Rannala Bruce, Yang Ziheng
Department of Evolution and Ecology, University of California, Davis, CA 95616, USA.
Department of Genetics, Evolution and Environment, University College London, London WC1E 6BT, UK.
Syst Biol. 2017 Sep 1;66(5):823-842. doi: 10.1093/sysbio/syw119.

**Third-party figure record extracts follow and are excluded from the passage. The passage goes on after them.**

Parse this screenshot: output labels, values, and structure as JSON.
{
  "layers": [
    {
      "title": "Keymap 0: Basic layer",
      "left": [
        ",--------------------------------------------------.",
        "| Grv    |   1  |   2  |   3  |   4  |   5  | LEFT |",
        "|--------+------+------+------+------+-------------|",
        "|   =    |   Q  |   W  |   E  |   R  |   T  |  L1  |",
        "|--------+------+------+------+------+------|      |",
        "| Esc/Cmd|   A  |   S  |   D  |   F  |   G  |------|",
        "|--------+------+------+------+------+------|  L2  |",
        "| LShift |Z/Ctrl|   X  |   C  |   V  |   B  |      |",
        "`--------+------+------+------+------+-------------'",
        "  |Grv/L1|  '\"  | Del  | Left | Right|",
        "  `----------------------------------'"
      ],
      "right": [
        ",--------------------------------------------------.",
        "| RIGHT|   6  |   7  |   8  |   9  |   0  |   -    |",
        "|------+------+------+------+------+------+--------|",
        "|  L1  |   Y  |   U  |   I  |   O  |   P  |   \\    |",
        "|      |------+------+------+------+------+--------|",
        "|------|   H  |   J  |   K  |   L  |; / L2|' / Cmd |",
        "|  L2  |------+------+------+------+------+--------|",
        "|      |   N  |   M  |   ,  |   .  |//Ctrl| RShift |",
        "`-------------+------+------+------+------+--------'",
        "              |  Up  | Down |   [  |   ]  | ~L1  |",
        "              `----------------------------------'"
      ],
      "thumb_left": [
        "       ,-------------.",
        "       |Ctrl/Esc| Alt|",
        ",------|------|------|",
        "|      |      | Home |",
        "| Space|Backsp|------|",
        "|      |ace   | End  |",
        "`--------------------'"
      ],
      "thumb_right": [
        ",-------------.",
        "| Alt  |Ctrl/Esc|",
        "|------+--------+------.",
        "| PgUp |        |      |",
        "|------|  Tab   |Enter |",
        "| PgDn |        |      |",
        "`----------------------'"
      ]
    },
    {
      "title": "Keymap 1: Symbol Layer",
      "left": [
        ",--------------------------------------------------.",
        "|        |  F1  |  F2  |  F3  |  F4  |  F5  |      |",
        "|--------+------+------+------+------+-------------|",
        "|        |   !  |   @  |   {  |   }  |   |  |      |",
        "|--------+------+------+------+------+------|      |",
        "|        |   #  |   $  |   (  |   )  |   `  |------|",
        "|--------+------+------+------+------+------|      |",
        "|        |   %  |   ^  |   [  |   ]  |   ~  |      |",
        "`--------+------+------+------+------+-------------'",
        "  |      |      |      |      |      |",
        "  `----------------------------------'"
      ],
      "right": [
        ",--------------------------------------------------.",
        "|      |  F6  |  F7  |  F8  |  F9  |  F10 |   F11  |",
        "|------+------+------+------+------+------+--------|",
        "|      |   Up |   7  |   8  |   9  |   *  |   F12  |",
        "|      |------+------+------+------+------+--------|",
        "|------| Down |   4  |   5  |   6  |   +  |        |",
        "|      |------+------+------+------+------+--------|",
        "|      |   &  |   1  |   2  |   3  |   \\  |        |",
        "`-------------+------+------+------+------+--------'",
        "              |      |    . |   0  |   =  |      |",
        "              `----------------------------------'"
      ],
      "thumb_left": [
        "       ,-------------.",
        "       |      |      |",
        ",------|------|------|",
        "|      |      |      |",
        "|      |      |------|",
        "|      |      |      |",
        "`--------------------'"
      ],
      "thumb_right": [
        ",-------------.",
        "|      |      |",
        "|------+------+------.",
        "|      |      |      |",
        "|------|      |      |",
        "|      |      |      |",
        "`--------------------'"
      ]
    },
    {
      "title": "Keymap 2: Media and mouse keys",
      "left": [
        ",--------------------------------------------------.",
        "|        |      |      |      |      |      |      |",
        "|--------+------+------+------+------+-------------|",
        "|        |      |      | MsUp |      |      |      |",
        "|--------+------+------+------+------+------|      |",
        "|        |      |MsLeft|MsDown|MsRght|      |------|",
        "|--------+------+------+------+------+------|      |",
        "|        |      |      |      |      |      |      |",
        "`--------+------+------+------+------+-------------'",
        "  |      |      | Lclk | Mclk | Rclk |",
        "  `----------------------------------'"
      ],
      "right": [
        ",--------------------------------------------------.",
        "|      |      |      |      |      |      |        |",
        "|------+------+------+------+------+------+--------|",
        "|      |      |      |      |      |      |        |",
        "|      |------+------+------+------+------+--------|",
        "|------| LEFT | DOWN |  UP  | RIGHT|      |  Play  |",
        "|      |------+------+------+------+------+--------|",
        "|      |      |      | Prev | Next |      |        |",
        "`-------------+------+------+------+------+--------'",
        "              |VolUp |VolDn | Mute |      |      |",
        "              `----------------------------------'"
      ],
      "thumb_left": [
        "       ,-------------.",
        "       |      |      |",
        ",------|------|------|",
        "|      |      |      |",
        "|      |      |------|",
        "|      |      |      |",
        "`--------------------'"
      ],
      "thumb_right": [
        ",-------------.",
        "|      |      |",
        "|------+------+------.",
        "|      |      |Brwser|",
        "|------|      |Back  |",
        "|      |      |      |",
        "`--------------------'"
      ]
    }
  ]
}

We develop a Bayesian method for inferring the species phylogeny under the multispecies coalescent (MSC) model. To improve the mixing properties of the Markov chain Monte Carlo (MCMC) algorithm that traverses the space of species trees, we implement two efficient MCMC proposals: the first is based on the Subtree Pruning and Regrafting (SPR) algorithm and the second is based on a node-slider algorithm. Like the Nearest-Neighbor Interchange (NNI) algorithm we implemented previously, both new algorithms propose changes to the species tree, while simultaneously altering the gene trees at multiple genetic loci to automatically avoid conflicts with the newly proposed species tree. The method integrates over gene trees, naturally taking account of the uncertainty of gene tree topology and branch lengths given the sequence data. A simulation study was performed to examine the statistical properties of the new method. The method was found to show excellent statistical performance, inferring the correct species tree with near certainty when 10 loci were included in the dataset. The prior on species trees has some impact, particularly for small numbers of loci. We analyzed several previously published datasets (both real and simulated) for rattlesnakes and Philippine shrews, in comparison with alternative methods. The results suggest that the Bayesian coalescent-based method is statistically more efficient than heuristic methods based on summary statistics, and that our implementation is computationally more efficient than alternative full-likelihood methods under the MSC. Parameter estimates for the rattlesnake data suggest drastically different evolutionary dynamics between the nuclear and mitochondrial loci, even though they support largely consistent species trees. We discuss the different challenges facing the marginal likelihood calculation and transmodel MCMC as alternative strategies for estimating posterior probabilities for species trees. [Bayes factor; Bayesian inference; MCMC; multispecies coalescent; nodeslider; species tree; SPR.].
我们开发了一种贝叶斯方法,用于在多物种溯祖(MSC)模型下推断物种系统发育。为了改善遍历物种树空间的马尔可夫链蒙特卡罗(MCMC)算法的混合特性,我们实现了两种高效的MCMC提议:第一种基于子树修剪和重新嫁接(SPR)算法,第二种基于节点滑动算法。与我们之前实现的最近邻交换(NNI)算法一样,这两种新算法都提议对物种树进行更改,同时在多个基因座处改变基因树,以自动避免与新提议的物种树产生冲突。该方法对基因树进行整合,自然地考虑了给定序列数据时基因树拓扑结构和分支长度的不确定性。我们进行了一项模拟研究,以检验新方法的统计特性。结果发现,当数据集中包含10个基因座时,该方法具有出色的统计性能,几乎可以确定地推断出正确的物种树。物种树的先验有一定影响,特别是对于少量基因座的情况。我们分析了几个先前发表的响尾蛇和菲律宾鼩鼱的数据集(包括真实的和模拟的),并与其他方法进行了比较。结果表明,基于贝叶斯溯祖的方法在统计上比基于摘要统计的启发式方法更有效,并且我们的实现比MSC下的其他全似然方法在计算上更高效。响尾蛇数据的参数估计表明,核基因座和线粒体基因座之间的进化动态差异很大,尽管它们支持的物种树在很大程度上是一致的。我们讨论了边际似然计算和跨模型MCMC作为估计物种树后验概率的替代策略所面临的不同挑战。[贝叶斯因子;贝叶斯推断;MCMC;多物种溯祖;节点滑动器;物种树;SPR。]